The paper introduces POISE (Policy Optimization through Iterative Search and Evidence), an autonomous closed-loop framework where LLM agents discover, implement, and refine reinforcement learning (RL) algorithms for language models. Starting from a GRPO baseline, POISE evolved 64 candidate algorithms, ultimately discovering VM-AV-GRPO, which achieves a +4.6 Overall improvement and boosts AIME25 pass@32 from 26.7% to 43.3%.
TL;DR
Researchers from Fudan University have unveiled POISE (Policy Optimization through Iterative Search and Evidence), a framework that transforms LLMs from coding assistants into autonomous scientists. POISE doesn't just tune hyperparameters; it invents new RL mechanisms. By autonomously iterating through 64 generations, it discovered algorithms that significantly outperform the current state-of-the-art (SOTA) DeepSeek-style GRPO baseline, particularly in complex mathematical reasoning.
Background Positioning
In the current LLM landscape, Reinforcement Learning from Human Feedback (RLHF) and Group Relative Policy Optimization (GRPO) are the backbone of reasoning models. However, "researcher intuition" remains the bottleneck. POISE represents a shift toward Automated Research (AI for Science), specifically targeting the highly sensitive and stochastic domain of policy optimization.
Problem & Motivation: The "Black Box" of RL Research
Why is RL algorithm design so hard to automate? Unlike simple code search, RL components (loss functions, advantage estimators, KL penalties) are tightly coupled with training dynamics.
- Coupled Dynamics: A small change in normalization can lead to entropy collapse 2,000 steps later.
- Sparse Rewards: In hard math (e.g., AIME), most samples fail. Standard algorithms struggle to extract a signal from these "all-fail" groups.
- Evidence Decay: In manual research, the "why" behind a failed experiment is often lost. POISE solves this by treating every failure as Epistemic Evidence.
Methodology: The Epistemic Evolutionary Loop
POISE operates through a three-phase closed loop that mimics the scientific method.
1. Proposal Generation (Phase I)
Using a reflection-augmented evolutionary solver, it selects "parent" algorithms not just based on their score, but on their "descendant potential"—a Bayesian approach that favors lineages likely to yield future breakthroughs.
2. Implementation & Verification (Phase II)
The system generates executable Python code, ensuring it fits into a standardized training pipeline (based on VERL). Crucially, it includes a verification loop to check if the code actually reflects the intended mathematical logic.
3. Reflective Analysis (Phase III)
After training, an LLM agent analyzes the learning curves (entropy, reward, length) and generates a natural language "diagnosis." This reflection is stored in a genealogical archive, allowing future generations to learn from past mistakes.
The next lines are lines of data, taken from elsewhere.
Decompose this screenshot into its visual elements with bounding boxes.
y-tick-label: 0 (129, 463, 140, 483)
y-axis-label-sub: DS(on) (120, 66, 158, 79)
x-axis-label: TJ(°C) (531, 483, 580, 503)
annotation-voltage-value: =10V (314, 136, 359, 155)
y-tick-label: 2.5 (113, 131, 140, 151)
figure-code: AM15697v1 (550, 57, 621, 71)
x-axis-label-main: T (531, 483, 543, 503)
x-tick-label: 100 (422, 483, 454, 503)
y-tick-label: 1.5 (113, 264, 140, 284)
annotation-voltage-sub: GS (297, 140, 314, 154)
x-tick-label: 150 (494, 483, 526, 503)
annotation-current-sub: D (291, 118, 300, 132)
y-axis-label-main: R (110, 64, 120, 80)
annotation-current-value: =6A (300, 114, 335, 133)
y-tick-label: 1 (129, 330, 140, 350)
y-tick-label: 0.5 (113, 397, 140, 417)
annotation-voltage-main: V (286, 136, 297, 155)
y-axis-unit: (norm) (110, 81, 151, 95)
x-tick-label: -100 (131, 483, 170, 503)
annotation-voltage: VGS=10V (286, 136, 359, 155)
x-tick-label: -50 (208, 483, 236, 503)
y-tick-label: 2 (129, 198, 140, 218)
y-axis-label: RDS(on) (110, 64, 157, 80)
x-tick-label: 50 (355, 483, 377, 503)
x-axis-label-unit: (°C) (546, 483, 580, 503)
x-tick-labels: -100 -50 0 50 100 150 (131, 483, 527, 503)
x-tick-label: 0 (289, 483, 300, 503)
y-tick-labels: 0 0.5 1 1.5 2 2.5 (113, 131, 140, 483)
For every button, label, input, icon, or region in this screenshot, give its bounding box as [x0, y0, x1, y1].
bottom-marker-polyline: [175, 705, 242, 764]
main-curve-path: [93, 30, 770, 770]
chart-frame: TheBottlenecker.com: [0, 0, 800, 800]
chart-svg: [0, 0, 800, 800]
Core Breakthroughs: Identifying New Mechanisms
POISE discovered several unique mechanisms that human researchers had overlooked:
- Analytic-Variance Scaling (AV-GRPO): Instead of using noisy batch statistics, it uses the theoretical reward distribution variance. This allows the model to amplify the "rare signals" of a correct answer in a sea of failures.
- Validity Masking (VM-AV-GRPO): It identifies that "format-correct but reasoning-wrong" samples often contaminate the learning signal. By masking these, it creates a strict gradient hierarchy: Invalid << Valid-Wrong < Valid-Correct.
Experimental Results
The results on mathematical reasoning benchmarks are striking. The discovered VM-AV-GRPO variant didn't just marginally improve performance; it decimated the baseline on the hardest tasks.

On AIME25, the pass@32 jumped from 26.7% to 43.3%. Process-level analysis (Figure 2) shows that these evolved variants maintain much healthier entropy levels and more stable reward trajectories compared to the standard GRPO.

The "AI Scientist" in Action: Targeted Steering
Perhaps the most impressive feat was steering. By providing a natural language directive: "Find an algorithm that is both accurate and concise," POISE discovered DACE-GRPO.
- Performance: +3.9 Overall gain.
- Efficiency: -29.1% reduction in response length. It achieved this by inventing "Correctness-first efficiency shaping"—only penalizing length for correct answers, preventing the model from becoming "short and stupid."
Critical Analysis & Conclusion
Takeaway
POISE proves that the "design patterns" of RL—signal decoupling, conditional normalization, and regime-aware scaling—can be discovered autonomously. It marks a transition where the scientist’s role is to define the objective space, while the AI explores the mechanism space.
Limitations
- Compute Cost: 64 training runs (each on 8x A100 GPUs) is out of reach for most researchers.
- Breadth: Currently limited to mathematical reasoning; its "creativity" in open-ended dialogue remains untested.
Future Outlook
POISE serves as a blueprint for the future of AI labs. As compute costs decrease, we can expect "Evolutionary RL" to become the standard for optimizing long-context reasoning models, potentially discovering mathematical loss functions that surpass current human understanding.